A letter from Philip Larkin to his Faber editor Charles Monteith, the latter having turned down Barbara Pym's latest novel An Unsuitable Attachment:
' "... what I feel is this: by all means turn it down if you think it's a bad book of its kind, but please don't turn it down because it's the kind of book it is ... Personally, too, I feel it is a great shame if ordinary sane novels about ordinary sane people doing ordinary sane things can't find a publisher these days. This is the tradition of Jane Austen and Trollope and I refuse to believe that no one wants its successors today."
Larkin was writing his own manifesto: "I like to read about people who have done nothing spectacular, who aren't beautiful or lucky." He wanted to read about people who can see "in little autumnal moments of vision, that the so called big experiences of life are going to miss them". That such things "are presented not with self-pity or despair or romanticism, but with realistic firmness and even humour." Larkin, now excessively riled, went out on a limb, saying that this was the "kind of writing a responsible publisher ought to support (that's you, Charles!)". ...
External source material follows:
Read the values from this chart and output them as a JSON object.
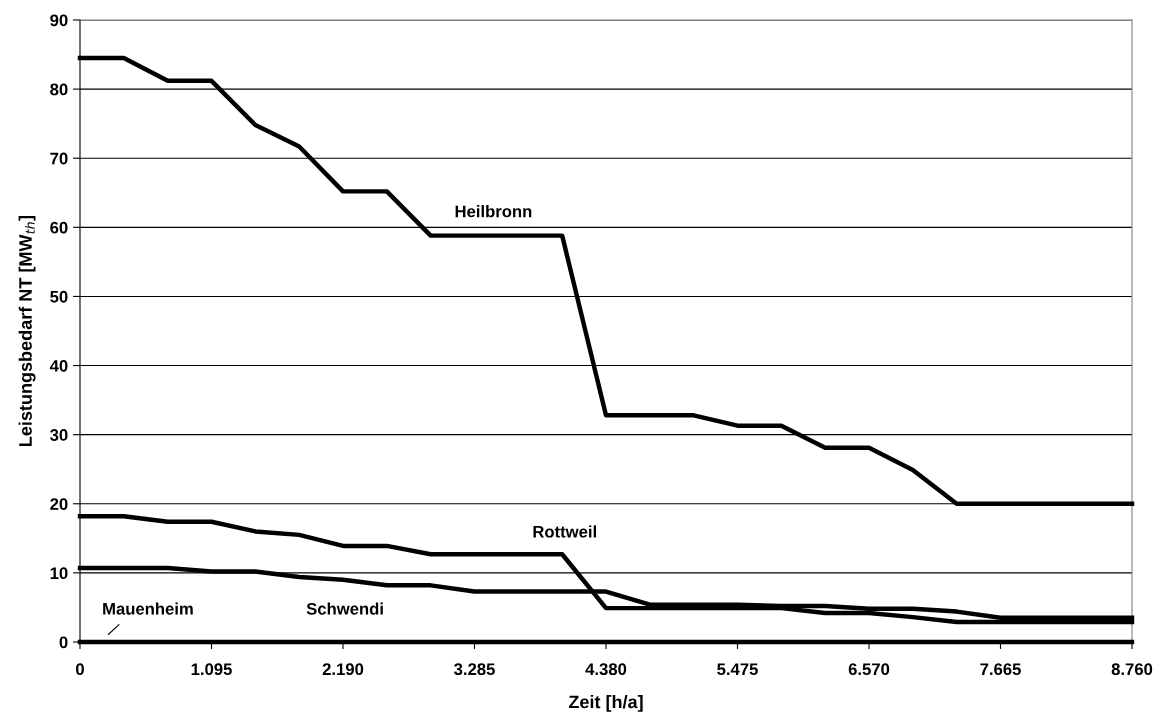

Monteith had suggested that Pym had not sufficiently developed as a writer, but Larkin was having none of it: "I think development is a bit of a myth; lots of writers don't develop, such as Thomas Hardy or P.G. Wodehouse, nor do we want them to. That is how I feel about Miss Pym." '
From The Adventures of Miss Barbara Pym by Paula Byrne.
As we know, Barbara Pym did not remain out of favour for she went on to be (re-)published to great acclaim, but it was Larkin's championing of her, along with Lord David Cecil's, that eventually turned the tide.